Article premier.La saisine du Président de la République est déclarée régulière et recevable en la forme.

Article 2. – Les dispositions de l’article 18 de la loi n°2021-027 portant loi de finances pour 2022 doivent être extirpées.

Article 3. – Les autres dispositions de la loi n°2021-027 portant loi de finances pour 2022 sont conformes à la Constitution.

Article 4.– La présente Décision sera notifiée au Président de la République, au Premier Ministre, Chef du Gouvernement, au Président de l’Assemblée Nationale, au Président du Sénat et publiée au journal officiel de la République.

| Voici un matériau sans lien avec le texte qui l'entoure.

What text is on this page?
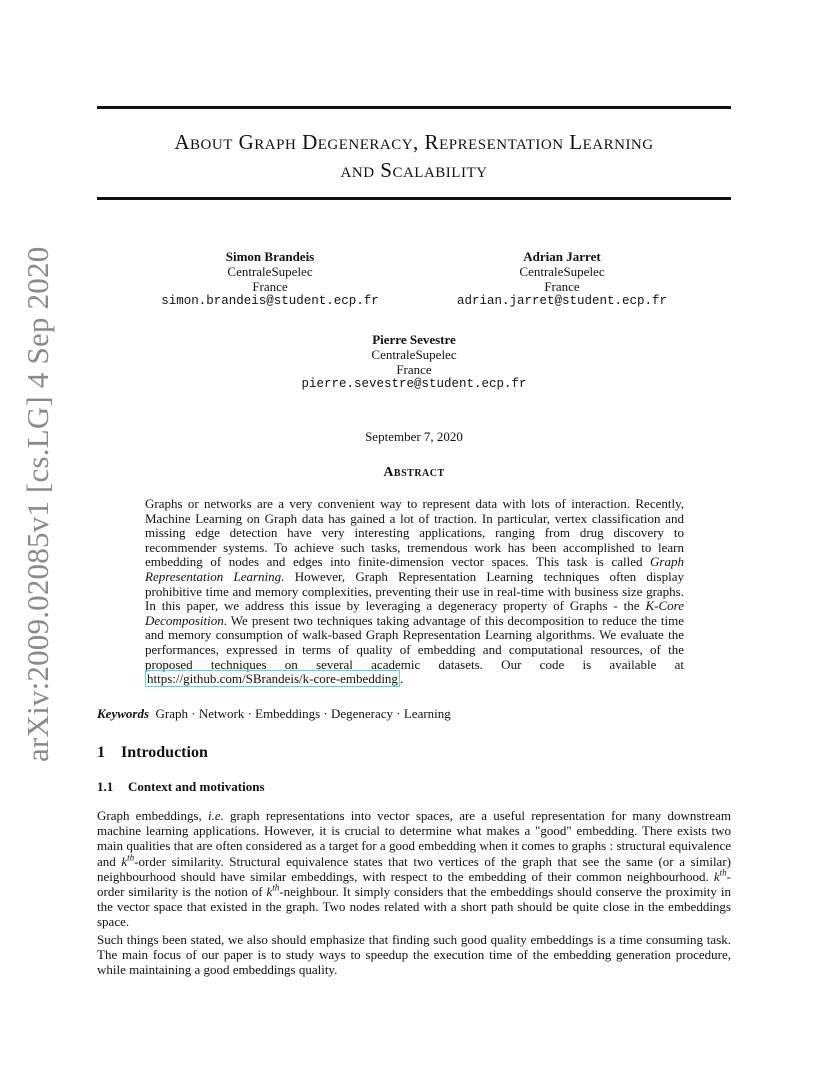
arXiv:2009.02085v1 [cs.LG] 4 Sep 2020
About Graph Degeneracy, Representation Learning
and Scalability
Simon Brandeis
CentraleSupelec
France
simon.brandeis@student.ecp.fr
Adrian Jarret
CentraleSupelec
France
adrian.jarret@student.ecp.fr
Pierre Sevestre
CentraleSupelec
France
pierre.sevestre@student.ecp.fr
September 7, 2020
Abstract
Graphs or networks are a very convenient way to represent data with lots of interaction. Recently, Machine Learning on Graph data has gained a lot of traction. In particular, vertex classification and missing edge detection have very interesting applications, ranging from drug discovery to recommender systems. To achieve such tasks, tremendous work has been accomplished to learn embedding of nodes and edges into finite-dimension vector spaces. This task is called Graph Representation Learning. However, Graph Representation Learning techniques often display prohibitive time and memory complexities, preventing their use in real-time with business size graphs. In this paper, we address this issue by leveraging a degeneracy property of Graphs - the K-Core Decomposition. We present two techniques taking advantage of this decomposition to reduce the time and memory consumption of walk-based Graph Representation Learning algorithms. We evaluate the performances, expressed in terms of quality of embedding and computational resources, of the proposed techniques on several academic datasets. Our code is available at https://github.com/SBrandeis/k-core-embedding .
Keywords Graph · Network · Embeddings · Degeneracy · Learning
1 Introduction
1.1 Context and motivations
Graph embeddings, i.e. graph representations into vector spaces, are a useful representation for many downstream machine learning applications. However, it is crucial to determine what makes a "good" embedding. There exists two main qualities that are often considered as a target for a good embedding when it comes to graphs : structural equivalence and $k^{th}$-order similarity. Structural equivalence states that two vertices of the graph that see the same (or a similar) neighbourhood should have similar embeddings, with respect to the embedding of their common neighbourhood. $k^{th}$-order similarity is the notion of $k^{th}$-neighbour. It simply considers that the embeddings should conserve the proximity in the vector space that existed in the graph. Two nodes related with a short path should be quite close in the embeddings space.
Such things been stated, we also should emphasize that finding such good quality embeddings is a time consuming task. The main focus of our paper is to study ways to speedup the execution time of the embedding generation procedure, while maintaining a good embeddings quality.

Ainsi délibéré en audience privée tenue par visioconférence à Antananarivo, le jeudivingt-trois décembre l’an deux mille vingt-et-un à dix heures, la Haute Cour Constitutionnelle étant composée de :

Monsieur FLORENT Rakotoarisoa, Président

Monsieur NOELSON William, Haut Conseiller – Doyen,

Madame RATOVONELINJAFY RAZANOARISOA Germaine Bakoly, Haut Conseiller,

Madame RAKOTOBE ANDRIAMAROJAONA Vololoniriana Christiane, Haut Conseiller

Madame RAKOTONIAINA RAVEROHANITRAMBOLATIANIONY Antonia,Haut Conseiller

Monsieur RASOLO Nandrasana Georges Merlin, Haut Conseiller

Madame RAZANADRAINIARISON RAHELIMANANTSOA RondroLucette,Haut Conseiller

Madame ANDRIAMAHOLY RANAIVOSON Rojoniaina, Haut Conseiller

Et assistée de Maître RALISON Samuel Andriamorasoa, Greffier en Chef.